Alfonso Romo renunció por lo que viene. No solo se va de la Oficina de la Presidencia por mal trato y menosprecio a sus opiniones, sino porque no quiere convertirse en cómplice del endurecimiento del régimen.
La dimisión del empresario regiomontano se produjo horas después de que López Obrador presentara el segundo informe de gobierno. Un informe, por cierto, plagado de egos, mentiras y omisiones.
El 1 de diciembre nos levantamos con extrañas mediciones que daban a López Obrador entre 61 y 64 por ciento de aceptación mientras aparecía reprobado, cuando menos, en seguridad, economía y combate a la corrupción.
Las encuestas siguen alimentando la “Fiesta del Chivo”, el triunfo de un demócrata que necesita reafirmar su popularidad, –cuando menos en los sondeos y en la propaganda–, para convertirse en dictador.
AMLO criticó hábilmente a las casas encuestadoras para darles credibilidad. Fingió reclamarles que no tenía el 60 sino el 70 por ciento de aprobación, pero descubrió su juego cuando dijo que se trataba de una medición hecha por el mismo gobierno. El competidor, ¡faltaba más!, calificándose a sí mismo.
La popularidad de AMLO es uno de los misterios políticos más grandes y mejor guardados de los últimos tiempos. Nadie se ha atrevido hasta ahora a revelar como obtuvo en el 2018, 30 millones de votos.
Quienes sí lo saben guardan silencio. Ahí está el ex presidente Enrique Peña Nieto y el ex secretario de Relaciones Exteriores, Luis Videgaray. Ambos deben mantener bajo mil llaves el secreto. La pregunta es cuándo abrirán la caja de Pandora en beneficio de México.
Teorías sociológicas, psicológicas, antropológicas van y vienen para tratar de explicar el “fenómeno López Obrador”, cuando en realidad es resultado de algo más pedestre: de un pacto con múltiples cláusulas de impunidad que el presidente, por cierto, ha comenzado a traicionar.
El 9 de marzo de 2018, —cuatro meses antes de la elección y cuando ya se habían entregado las llaves del poder al candidato de Morena—, este lanzó la famosa advertencia: “Si sueltan al tigre con un fraude electoral, no seré yo quien lo amarre”.
Lo que en realidad quiso decir AMLO en aquella ocasión es que mandaría a sus seguidores a la calle a protestar si el gobierno y el PRI no cumplían con los acuerdos hechos para que ganara la presidencia.
La imagen del “tigre” quedó en el imaginario colectivo como un símbolo del supuesto poder que tenía el entonces candidato ante la masas.

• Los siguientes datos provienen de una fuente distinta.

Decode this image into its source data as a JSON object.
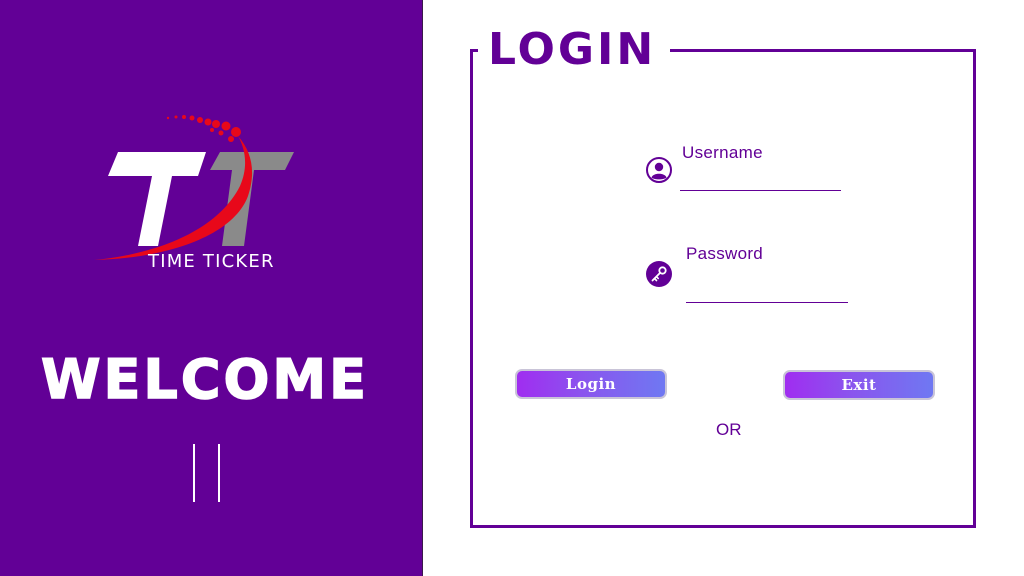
{
  "brand": {
    "logo_icon": "tt-logo-icon",
    "logo_text": "TIME TICKER"
  },
  "welcome": {
    "text": "WELCOME",
    "pause_icon": "pause-icon"
  },
  "login": {
    "title": "LOGIN",
    "username": {
      "label": "Username",
      "icon": "user-icon",
      "value": "",
      "placeholder": ""
    },
    "password": {
      "label": "Password",
      "icon": "key-icon",
      "value": "",
      "placeholder": ""
    },
    "login_button": "Login",
    "exit_button": "Exit",
    "or_text": "OR"
  },
  "colors": {
    "brand_purple": "#620096",
    "logo_red": "#e8081a",
    "logo_gray": "#8a8a8a",
    "button_gradient_start": "#a02df0",
    "button_gradient_end": "#6f78f2"
  }
}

Los mismos funcionarios del sexenio pasado contribuyeron a alimentar la leyenda. Decían que si AMLO no ganaba estallaría una revolución.

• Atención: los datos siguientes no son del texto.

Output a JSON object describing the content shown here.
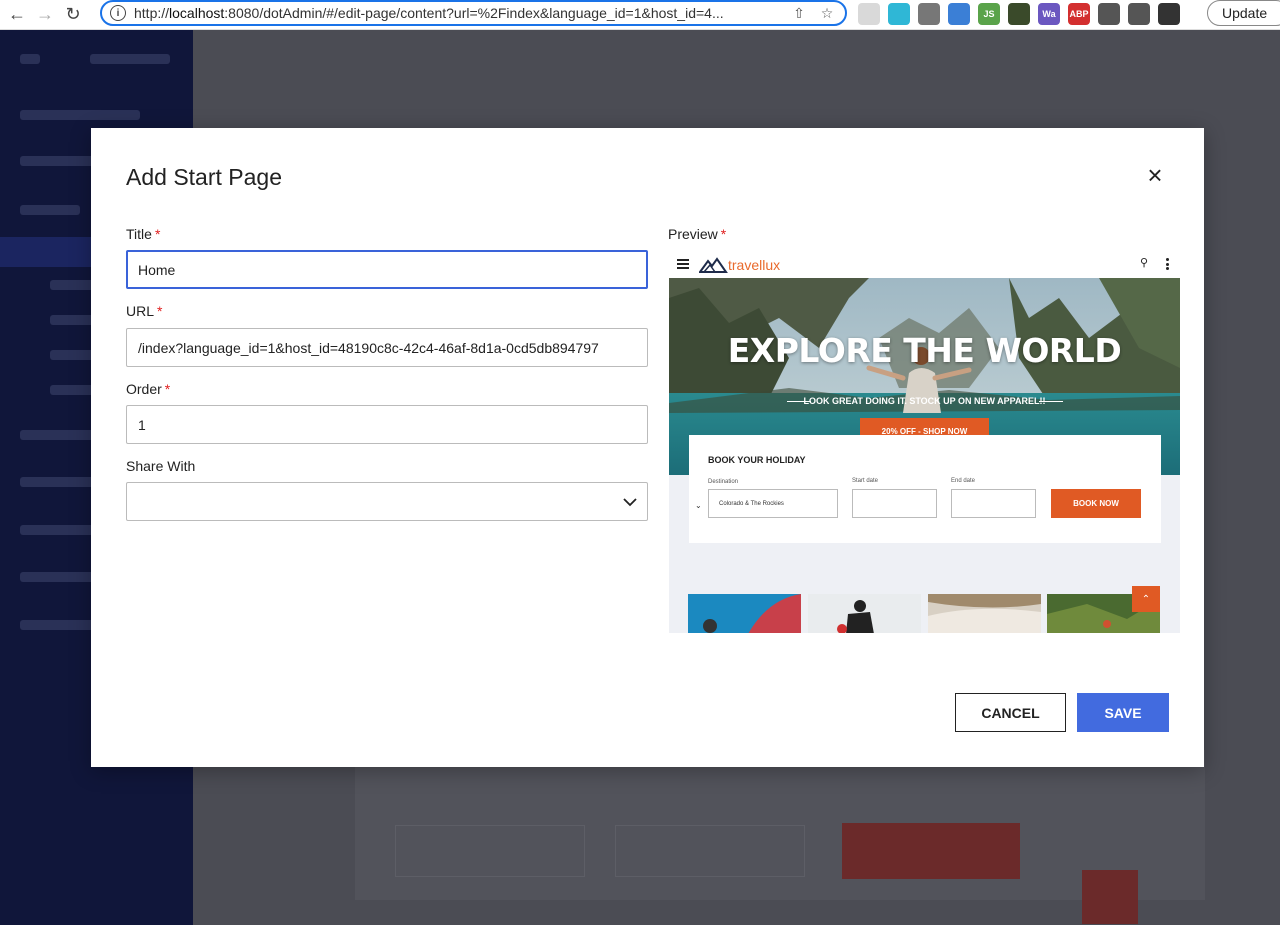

Hoy, sin embargo, ese “tigre” está bastante flaco. Ya no llena plazas espontáneamente y saca las garras cada vez con más frecuencia para reclamar — a su “dueño”— que cumpla con las promesas de campaña.
Estamos a seis meses de la elección 2021 y la renuncia de Romo pronostica que se quedarán en el gobierno únicamente los autócratas. Los decididos a hacer de México el país del “Señor Presidente”, “el país de un solo hombre”, como tituló Enrique González Pedrero a los gobierno de Santa Anna; o una “presidencia imperial” de acuerdo a la versión de Krauze.

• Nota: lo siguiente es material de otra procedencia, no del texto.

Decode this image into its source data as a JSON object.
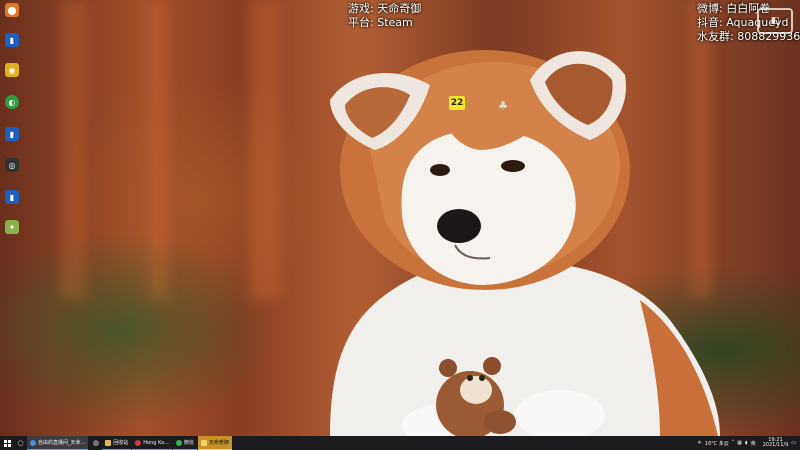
{
  "overlay": {
    "game_label": "游戏:",
    "game_value": "天命奇御",
    "platform_label": "平台:",
    "platform_value": "Steam",
    "weibo_label": "微博:",
    "weibo_value": "白白阿卷",
    "douyin_label": "抖音:",
    "douyin_value": "Aquaqueyd",
    "fans_label": "水友群:",
    "fans_value": "808829936",
    "badge_number": "22"
  },
  "taskbar": {
    "tasks": [
      {
        "label": "自由的直播间_天命...",
        "icon_color": "#4a90e2"
      },
      {
        "label": "回收站",
        "icon_color": "#e2b84a"
      },
      {
        "label": "Hong Ko...",
        "icon_color": "#d23c3c"
      },
      {
        "label": "微信",
        "icon_color": "#32b34a"
      },
      {
        "label": "天命奇御",
        "icon_color": "#f5d36b"
      }
    ],
    "weather": "16°C 多云",
    "language": "英",
    "time": "19:21",
    "date": "2021/11/9"
  },
  "colors": {
    "taskbar_bg": "#1c1c1f",
    "badge_yellow": "#f3e52a",
    "active_task": "#c6902a"
  }
}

López Obrador sabe que en su victoria está implícita su derrota. Que en la forma cómo llegó al poder radica su debilidad. Quienes le entregaron la presidencia saben como bajarlo. Solo hace falta subir a las redes la película o las películas, porque deben ser varias. La entrega de dinero a su hermano Pío López Obrador es apenas una parte muy pequeña del reparto.
El próximo año va a ser crucial en la vida del país, habrá elecciones, se decidirá si el Congreso vuelve a quedarse bajo el control del Presidente, si logra, por consecuencia, hacer de México una tiranía o si quienes ordenaron poner en las urnas 30 millones de votos a favor de un dictador toman la decisión patriótica de quitarle el halo de invencible.
Algo o mucho, le deben a México quienes lo pusieron a las puertas del inframundo.